Make a giant, fluffy pancake swirled with cinnamon filling and topped with cream cheese glaze, all baked on one sheet pan for easy cleanup.
Author:cookingbycarla
Prep Time:15 min
Cook Time:25 min
Total Time:40 min
Yield:8 servings 1x
Category:Breakfast
Method:Baking
Cuisine:American
Diet:Vegetarian
Ingredients
Scale
2 cups all-purpose flour
2 tablespoons granulated sugar
4 teaspoons baking powder
1 teaspoon salt
1 3/4 cups milk
2 large eggs
1/4 cup melted butter, plus more for greasing
1 teaspoon vanilla extract
For the Cinnamon Swirl:
1/2 cup packed brown sugar
2 tablespoons ground cinnamon
1/4 cup softened butter
For the Cream Cheese Glaze:
4 ounces cream cheese, softened
1/2 cup powdered sugar
2 tablespoons milk
1/2 teaspoon vanilla extract
Instructions
Preheat your oven to 375 degrees Fahrenheit. Grease a 13×9 inch baking pan well with butter or cooking spray.
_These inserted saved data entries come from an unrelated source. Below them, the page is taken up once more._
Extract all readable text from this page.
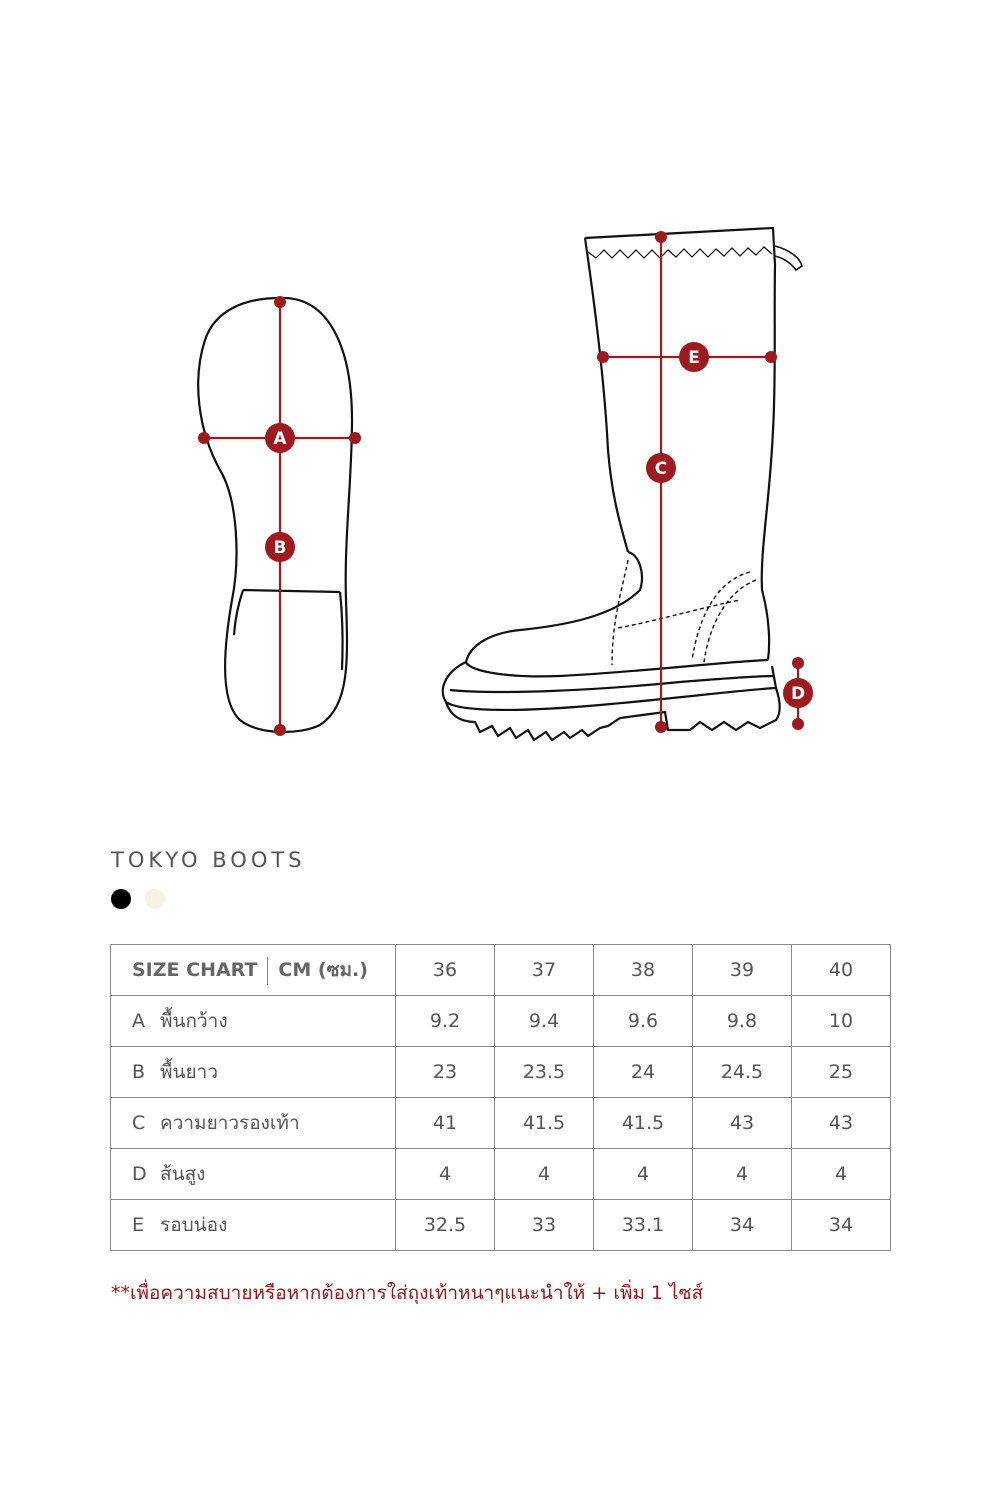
A
B
C
D
E
TOKYO BOOTS
SIZE CHART CM (ซม.)	36	37	38	39	40
A พื้นกว้าง	9.2	9.4	9.6	9.8	10
B พื้นยาว	23	23.5	24	24.5	25
C ความยาวรองเท้า	41	41.5	41.5	43	43
D ส้นสูง	4	4	4	4	4
E รอบน่อง	32.5	33	33.1	34	34
**เพื่อความสบายหรือหากต้องการใส่ถุงเท้าหนาๆแนะนำให้ + เพิ่ม 1 ไซส์
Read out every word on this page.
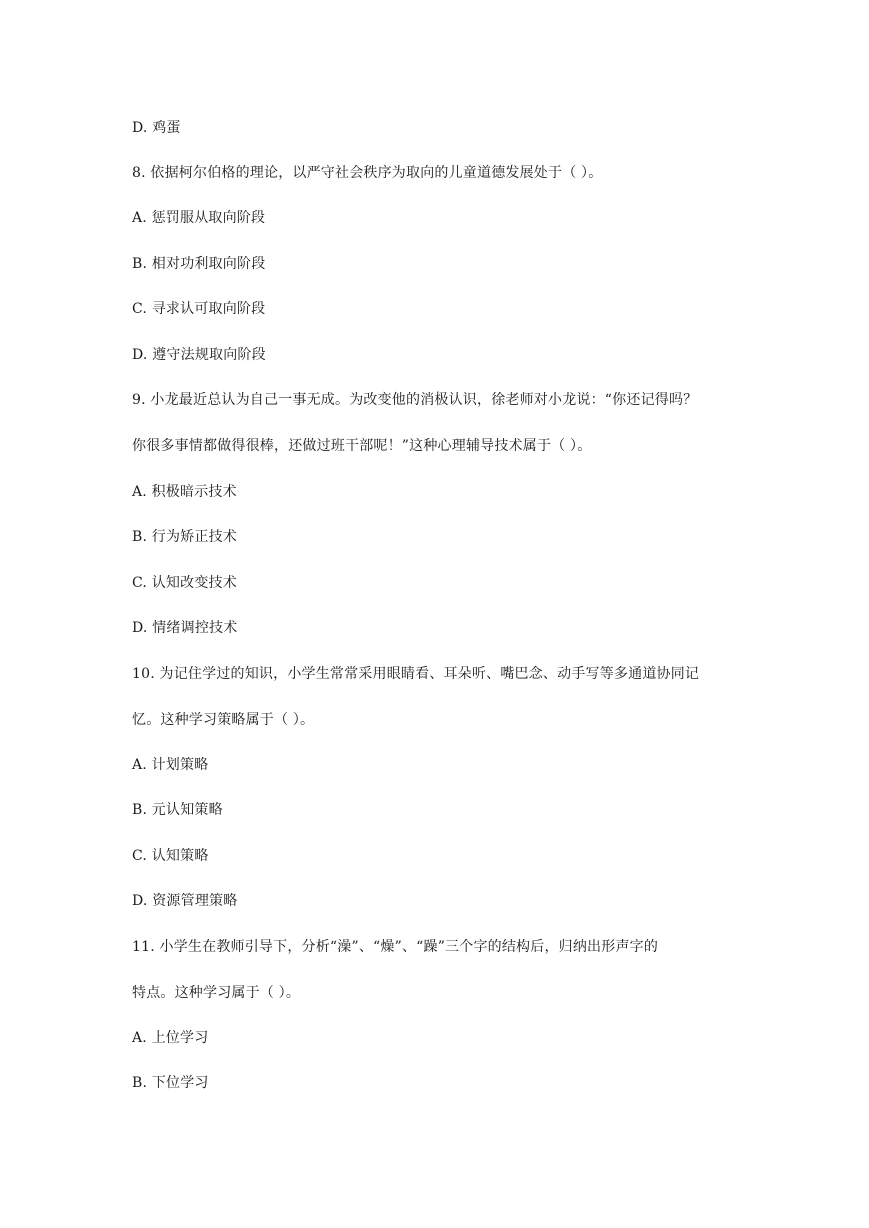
D. 鸡蛋
8. 依据柯尔伯格的理论，以严守社会秩序为取向的儿童道德发展处于（ ）。
A. 惩罚服从取向阶段
B. 相对功利取向阶段
C. 寻求认可取向阶段
D. 遵守法规取向阶段
9. 小龙最近总认为自己一事无成。为改变他的消极认识，徐老师对小龙说：“你还记得吗？
你很多事情都做得很棒，还做过班干部呢！”这种心理辅导技术属于（ ）。
A. 积极暗示技术
B. 行为矫正技术
C. 认知改变技术
D. 情绪调控技术
10. 为记住学过的知识，小学生常常采用眼睛看、耳朵听、嘴巴念、动手写等多通道协同记
忆。这种学习策略属于（ ）。
A. 计划策略
B. 元认知策略
C. 认知策略
D. 资源管理策略
11. 小学生在教师引导下，分析“澡”、“燥”、“躁”三个字的结构后，归纳出形声字的
特点。这种学习属于（ ）。
A. 上位学习
B. 下位学习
In a large bowl, whisk together the flour, granulated sugar, baking powder, and salt for the pancake batter.
In a separate bowl, whisk the milk, eggs, melted butter, and vanilla extract.
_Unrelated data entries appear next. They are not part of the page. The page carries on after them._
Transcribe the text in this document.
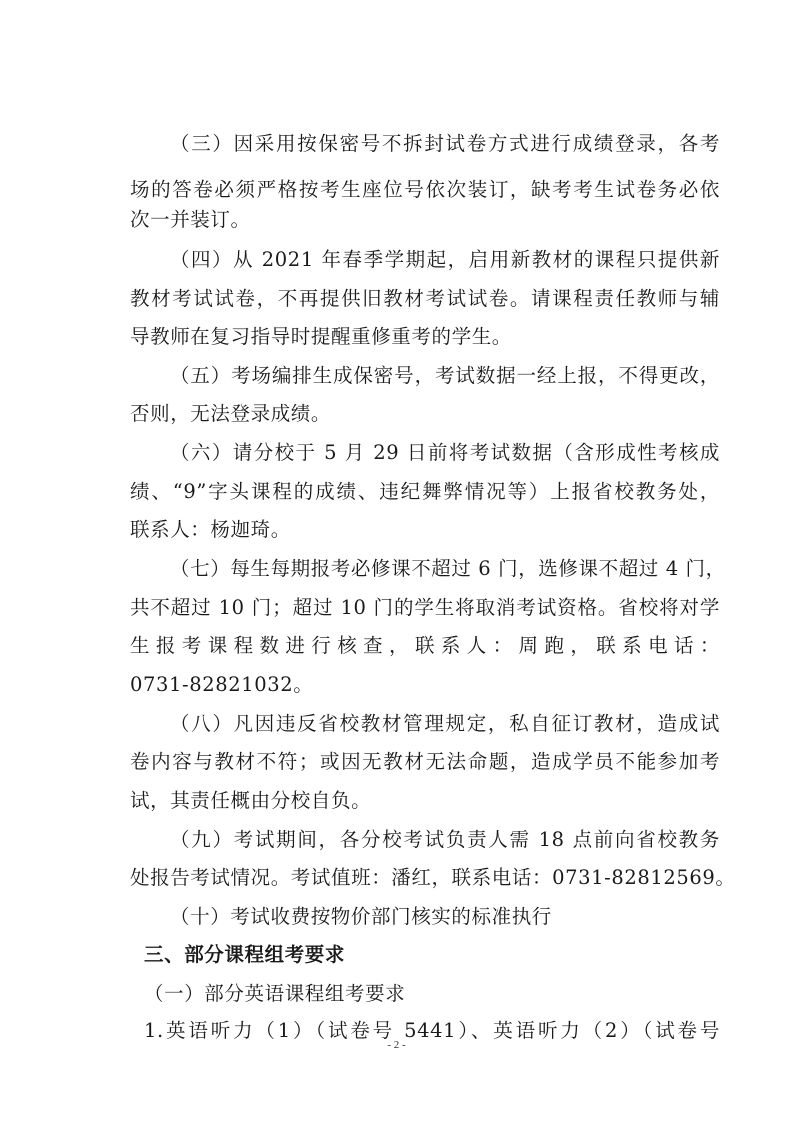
（三）因采用按保密号不拆封试卷方式进行成绩登录，各考
场的答卷必须严格按考生座位号依次装订，缺考考生试卷务必依
次一并装订。
（四）从 2021 年春季学期起，启用新教材的课程只提供新
教材考试试卷，不再提供旧教材考试试卷。请课程责任教师与辅
导教师在复习指导时提醒重修重考的学生。
（五）考场编排生成保密号，考试数据一经上报，不得更改，
否则，无法登录成绩。
（六）请分校于 5 月 29 日前将考试数据（含形成性考核成
绩、“9”字头课程的成绩、违纪舞弊情况等）上报省校教务处，
联系人：杨迦琦。
（七）每生每期报考必修课不超过 6 门，选修课不超过 4 门，
共不超过 10 门；超过 10 门的学生将取消考试资格。省校将对学
生报考课程数进行核查，联系人：周跑，联系电话：
0731-82821032。
（八）凡因违反省校教材管理规定，私自征订教材，造成试
卷内容与教材不符；或因无教材无法命题，造成学员不能参加考
试，其责任概由分校自负。
（九）考试期间，各分校考试负责人需 18 点前向省校教务
处报告考试情况。考试值班：潘红，联系电话：0731-82812569。
（十）考试收费按物价部门核实的标准执行
三、部分课程组考要求
（一）部分英语课程组考要求
1.英语听力（1）（试卷号 5441）、英语听力（2）（试卷号
- 2 -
Pour the wet ingredients into the dry ingredients. Mix until just combined; do not overmix. A few lumps are fine.
Prepare the cinnamon swirl filling: In a small bowl, mix the brown sugar and cinnamon. Cut in the softened butter until the mixture resembles coarse crumbs.
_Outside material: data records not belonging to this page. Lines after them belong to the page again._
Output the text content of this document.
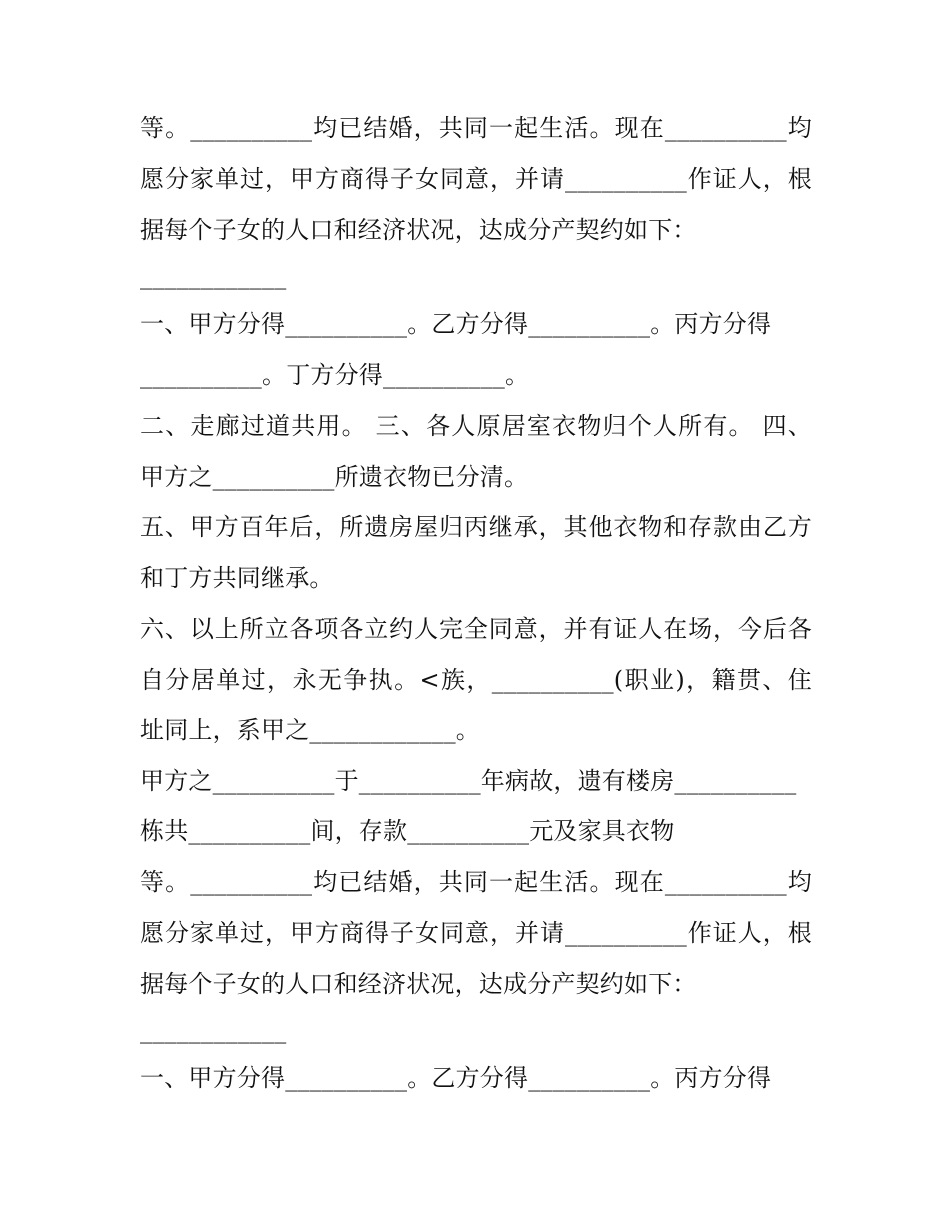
等。__________均已结婚，共同一起生活。现在__________均
愿分家单过，甲方商得子女同意，并请__________作证人，根
据每个子女的人口和经济状况，达成分产契约如下：
____________
一、甲方分得__________。乙方分得__________。丙方分得
__________。丁方分得__________。
二、走廊过道共用。 三、各人原居室衣物归个人所有。 四、
甲方之__________所遗衣物已分清。
五、甲方百年后，所遗房屋归丙继承，其他衣物和存款由乙方
和丁方共同继承。
六、以上所立各项各立约人完全同意，并有证人在场，今后各
自分居单过，永无争执。<族，__________(职业)，籍贯、住
址同上，系甲之____________。
甲方之__________于__________年病故，遗有楼房__________
栋共__________间，存款__________元及家具衣物
等。__________均已结婚，共同一起生活。现在__________均
愿分家单过，甲方商得子女同意，并请__________作证人，根
据每个子女的人口和经济状况，达成分产契约如下：
____________
一、甲方分得__________。乙方分得__________。丙方分得
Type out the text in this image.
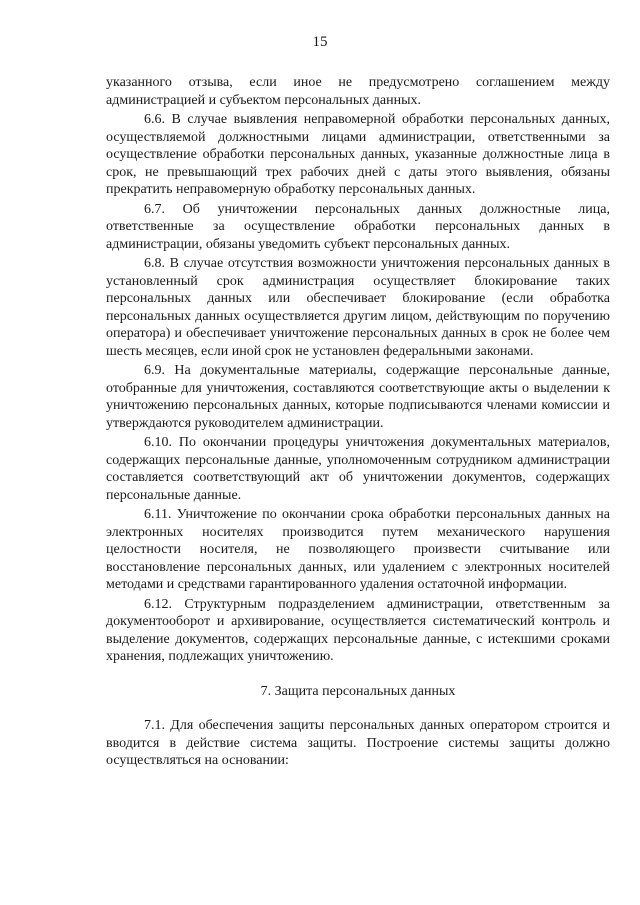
15

указанного отзыва, если иное не предусмотрено соглашением между администрацией и субъектом персональных данных.

6.6. В случае выявления неправомерной обработки персональных данных, осуществляемой должностными лицами администрации, ответственными за осуществление обработки персональных данных, указанные должностные лица в срок, не превышающий трех рабочих дней с даты этого выявления, обязаны прекратить неправомерную обработку персональных данных.

6.7. Об уничтожении персональных данных должностные лица, ответственные за осуществление обработки персональных данных в администрации, обязаны уведомить субъект персональных данных.

6.8. В случае отсутствия возможности уничтожения персональных данных в установленный срок администрация осуществляет блокирование таких персональных данных или обеспечивает блокирование (если обработка персональных данных осуществляется другим лицом, действующим по поручению оператора) и обеспечивает уничтожение персональных данных в срок не более чем шесть месяцев, если иной срок не установлен федеральными законами.

6.9. На документальные материалы, содержащие персональные данные, отобранные для уничтожения, составляются соответствующие акты о выделении к уничтожению персональных данных, которые подписываются членами комиссии и утверждаются руководителем администрации.

6.10. По окончании процедуры уничтожения документальных материалов, содержащих персональные данные, уполномоченным сотрудником администрации составляется соответствующий акт об уничтожении документов, содержащих персональные данные.

6.11. Уничтожение по окончании срока обработки персональных данных на электронных носителях производится путем механического нарушения целостности носителя, не позволяющего произвести считывание или восстановление персональных данных, или удалением с электронных носителей методами и средствами гарантированного удаления остаточной информации.

6.12. Структурным подразделением администрации, ответственным за документооборот и архивирование, осуществляется систематический контроль и выделение документов, содержащих персональные данные, с истекшими сроками хранения, подлежащих уничтожению.

7. Защита персональных данных

7.1. Для обеспечения защиты персональных данных оператором строится и вводится в действие система защиты. Построение системы защиты должно осуществляться на основании:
Pour half of the pancake batter into the prepared baking pan and spread evenly.
Sprinkle the cinnamon sugar mixture evenly over the batter layer.
Gently pour the remaining pancake batter over the cinnamon layer. Use a knife or skewer to gently swirl the top layer into the bottom layer to create the cinnamon roll effect.
Bake for 20 to 25 minutes, or until the pancake is set in the center and lightly golden brown.
While the pancake bakes, prepare the glaze: Beat the softened cream cheese until smooth. Gradually beat in the powdered sugar, milk, and vanilla extract until you have a smooth, pourable glaze.
Remove the sheet pan pancake from the oven and let it cool slightly on a wire rack for about 10 minutes.
Drizzle the cream cheese glaze generously over the warm pancake before slicing and serving.
Notes
For a richer flavor, substitute buttermilk for regular milk in the batter.
If you like nuts in your cinnamon rolls, sprinkle 1/2 cup of chopped pecans or walnuts over the cinnamon layer before adding the top batter layer.
This recipe works well for a make ahead breakfast bake; cool completely, cover, and store leftovers in the refrigerator for up to three days. Reheat slices in the microwave.